A glória da burrice
*José Pio Martins
Inconformado com a estupidez do governo e dos políticos dos
anos 50 e 60, que batiam no peito e gritavam que nunca iriam autorizar empresas
multinacionais a produzirem petróleo no Brasil, Roberto Campos desabafou
dizendo que “a burrice no Brasil tem um passado glorioso e um futuro
promissor”. A angústia do grande economista era que, enquanto rejeitava capitais
de risco dispostos a investir na produção de petróleo aqui, o governo sofria em
busca de empréstimos (a juros altos) para fazer importações do produto.
Roberto Campos não entendia a lógica que o governo e os
políticos viam na ideia de que mendigar empréstimos internacionais e ficar na
dependência de suprimento externo era melhor que atrair empresas estrangeiras
para a produção em território nacional.
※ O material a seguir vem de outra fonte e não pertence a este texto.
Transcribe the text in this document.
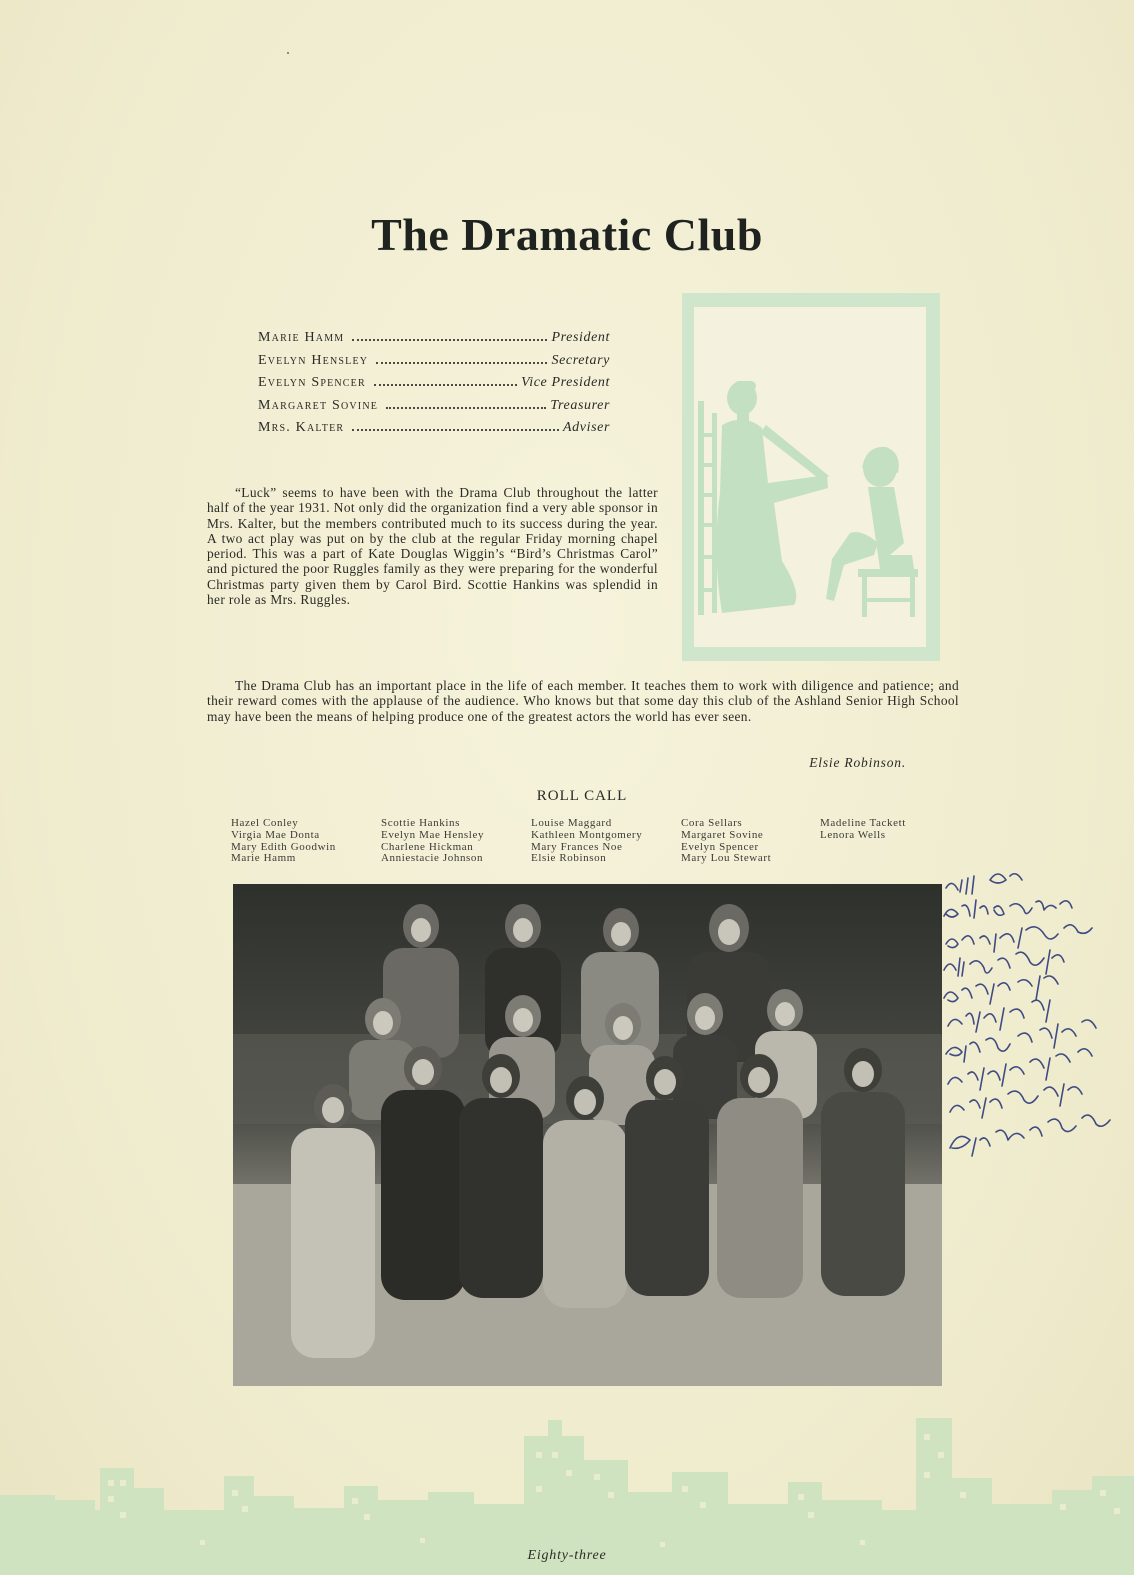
The Dramatic Club
Marie Hamm	President
Evelyn Hensley	Secretary
Evelyn Spencer	Vice President
Margaret Sovine	Treasurer
Mrs. Kalter	Adviser

“Luck” seems to have been with the Drama Club throughout the latter half of the year 1931. Not only did the organization find a very able sponsor in Mrs. Kalter, but the members contributed much to its success during the year. A two act play was put on by the club at the regular Friday morning chapel period. This was a part of Kate Douglas Wiggin’s “Bird’s Christmas Carol” and pictured the poor Ruggles family as they were preparing for the wonderful Christmas party given them by Carol Bird. Scottie Hankins was splendid in her role as Mrs. Ruggles.

The Drama Club has an important place in the life of each member. It teaches them to work with diligence and patience; and their reward comes with the applause of the audience. Who knows but that some day this club of the Ashland Senior High School may have been the means of helping produce one of the greatest actors the world has ever seen.

Elsie Robinson.
ROLL CALL
Hazel Conley
Virgia Mae Donta
Mary Edith Goodwin
Marie Hamm
Scottie Hankins
Evelyn Mae Hensley
Charlene Hickman
Anniestacie Johnson
Louise Maggard
Kathleen Montgomery
Mary Frances Noe
Elsie Robinson
Cora Sellars
Margaret Sovine
Evelyn Spencer
Mary Lou Stewart
Madeline Tackett
Lenora Wells
Eighty-three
Quando veio a crise do petróleo, em
1973, e o preço do barril pulou de US$ 3,20 para US$ 14, o Brasil importava 75%
do consumo, a dívida externa explodiu e o país quebrou. A frase de Roberto
Campos foi profética. A burrice provou sua glória passada como, após a morte do
autor, em 9 de outubro de 2001, continuou firme rumo ao futuro promissor.
Exemplo soberbo da burrice nacional são os entraves à
participação na globalização. Levantamento da Câmara de Comércio Mundial
informa que o Brasil continua sendo o país mais fechado para o comércio
exterior entre todas as nações do G20, ficando com nota 2,3 em 2015 (a escala
vai de 1 a 6), atrás de Argentina e Índia. Para piorar, o país caiu da 57ª para
a 75ª posição, entre 140 países, no ranking da competitividade global publicado
pelo Fórum Econômico Global – perdendo, assim, 18 posições.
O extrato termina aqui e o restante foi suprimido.